23 Septembre 2019
Durant l’occupation allemande, le cinéma français connut une période durant laquelle il fallut composer avec la censure. Ce fut l’occasion pour certains grands cinéastes de se diriger vers le cinéma fantastique, comme le fit Marcel Carné avec ses célèbres "Visiteurs du soir". De la même façon, Maurice Tourneur choisit d’adapter un poème de Gérard de Nerval, "La main enchantée" au grand écran.
Même si d’énormes libertés sont prises par rapport au texte d’origine, le film est, à l’arrivée, un véritable bijou du cinéma fantastique, dont la genèse mériterait à elle seule un long article. En effet, c’est sous l’égide de la maison de production Continental que fut tourné ce film. Or, cette société fut créée par l’occupant nazi, afin de ne produire que des films vides de tout message parce que contrôlés par la propagande allemande de l'époque. Paradoxalement, la Continental fut l’occasion pour certains scénaristes juifs ou résistants de porter leur talent à l’écran. Par ajouter à l’ironie de la situation, nombre de ceux qui œuvrèrent au sein des productions Continental en payèrent le prix à la Libération.
Interprété par un Pierre Fresnay habité, le héros entraîne le spectateur dans sa descente aux enfers, jusqu’à une fin digne du "pitch" de base, que voici: "La main du diable" commence dans un refuge de montagne, où touristes et randonneurs voient surgir un homme aux abois, portant contre lui un paquet auquel il semble tenir comme à la prunelle de ses yeux. A la défaveur d’un orage, le chalet est bientôt plongé dans l’obscurité. Lorsque revient la lumière, le paquet a disparu, au désespoir de l’homme. Celui-ci va alors raconter son étrange histoire à ceux qui l’entoure...
Je n’en dirais pas plus sur la suite de l’histoire, ne pouvant que vous conseiller de visionner ce film, oublié du grand public, malgré le succès qu’il reçut à sa sortie.
Alors, certes, on peut reprocher à ce film d’être daté (puisqu’il a plus de soixante-dix ans !), notamment dans son interprétation, quelque peu "surjouée". La distribution est cependant remarquable, qu’il s’agisse de Pierre Fresnay (déjà cité) ou des seconds rôles, comme Josseline Gael ou Noël Roquevert, pour ne citer qu’eux.
La réalisation est, quant à elle, d’une remarquable qualité. Si Tourneur dut partager la mise en scène avec son assistant Jean Devaivre en fin de tournage, nombre de plans sont de toute beauté, certains revendiquant leur filiation avec les grands classiques du cinéma allemand (on songe à Murnau et à Lang, évidemment). Oscillant avec brio entre légèreté et drame fantastique, le réalisateur transforme une histoire classique (on n’est pas très loin du mythe de Faust) en un film qu’on n’oublie pas.

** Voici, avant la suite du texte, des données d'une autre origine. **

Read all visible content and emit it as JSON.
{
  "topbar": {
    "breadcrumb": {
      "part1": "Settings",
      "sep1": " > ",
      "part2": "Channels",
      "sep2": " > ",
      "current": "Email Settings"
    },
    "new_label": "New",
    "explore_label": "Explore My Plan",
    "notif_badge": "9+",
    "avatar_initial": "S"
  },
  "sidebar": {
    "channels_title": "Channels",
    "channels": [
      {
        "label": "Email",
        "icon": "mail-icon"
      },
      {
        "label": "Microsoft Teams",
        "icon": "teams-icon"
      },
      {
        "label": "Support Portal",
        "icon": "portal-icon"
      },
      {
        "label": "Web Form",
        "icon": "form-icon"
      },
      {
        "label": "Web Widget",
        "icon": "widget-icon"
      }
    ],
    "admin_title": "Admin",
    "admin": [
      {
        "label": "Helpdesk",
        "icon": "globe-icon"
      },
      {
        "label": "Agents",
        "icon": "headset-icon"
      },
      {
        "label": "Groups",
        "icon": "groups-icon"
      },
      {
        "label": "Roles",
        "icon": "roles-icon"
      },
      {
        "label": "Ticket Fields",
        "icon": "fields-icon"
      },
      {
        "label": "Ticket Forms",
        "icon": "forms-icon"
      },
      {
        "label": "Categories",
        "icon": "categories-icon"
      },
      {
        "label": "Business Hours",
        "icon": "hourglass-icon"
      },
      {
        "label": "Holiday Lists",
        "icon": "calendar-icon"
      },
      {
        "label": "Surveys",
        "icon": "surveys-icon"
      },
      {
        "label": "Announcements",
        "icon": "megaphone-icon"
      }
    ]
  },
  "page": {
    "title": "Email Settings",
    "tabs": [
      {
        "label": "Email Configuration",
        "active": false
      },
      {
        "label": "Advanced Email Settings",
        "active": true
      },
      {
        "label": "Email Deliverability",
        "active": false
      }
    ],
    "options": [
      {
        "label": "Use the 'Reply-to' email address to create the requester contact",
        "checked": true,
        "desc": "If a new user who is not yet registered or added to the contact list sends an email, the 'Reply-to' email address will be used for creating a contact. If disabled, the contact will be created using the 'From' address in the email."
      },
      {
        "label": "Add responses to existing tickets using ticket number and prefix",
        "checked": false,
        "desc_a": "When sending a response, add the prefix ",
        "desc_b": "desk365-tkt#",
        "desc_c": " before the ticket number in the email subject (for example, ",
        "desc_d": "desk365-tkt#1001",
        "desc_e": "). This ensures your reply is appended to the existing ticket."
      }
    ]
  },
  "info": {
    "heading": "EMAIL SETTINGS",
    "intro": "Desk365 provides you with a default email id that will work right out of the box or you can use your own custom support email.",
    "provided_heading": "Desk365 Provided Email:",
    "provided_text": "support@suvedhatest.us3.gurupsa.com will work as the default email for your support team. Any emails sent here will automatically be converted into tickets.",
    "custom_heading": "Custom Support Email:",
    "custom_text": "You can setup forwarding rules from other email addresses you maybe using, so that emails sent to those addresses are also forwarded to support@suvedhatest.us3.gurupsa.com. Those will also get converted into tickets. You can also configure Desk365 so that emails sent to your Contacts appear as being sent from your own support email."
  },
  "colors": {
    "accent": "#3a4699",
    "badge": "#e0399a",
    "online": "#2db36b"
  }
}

Jouant avec maestria de la suggestion plus que de la démonstration (comme le feront plus tard des cinéastes tels que Roman Polanski dans "Rosemary’s Baby" ou Steven Spielberg dans "Jaws"), Tourneur livre ici un film inquiétant, impressionnant et inoubliable. Relecture d’un mythe classique, "La main du diable" est un classique du cinéma fantastique français, hélas trop peu connu du grand public.
Sorti en 2010 en DVD et Blu-Ray, ce film est désormais accessible plus facilement aux cinéphiles, dans une copie restaurée avec soin par Gaumont. Je ne saurais donc trop vous recommander de vous procurer ce chef d’œuvre oublié du cinéma français.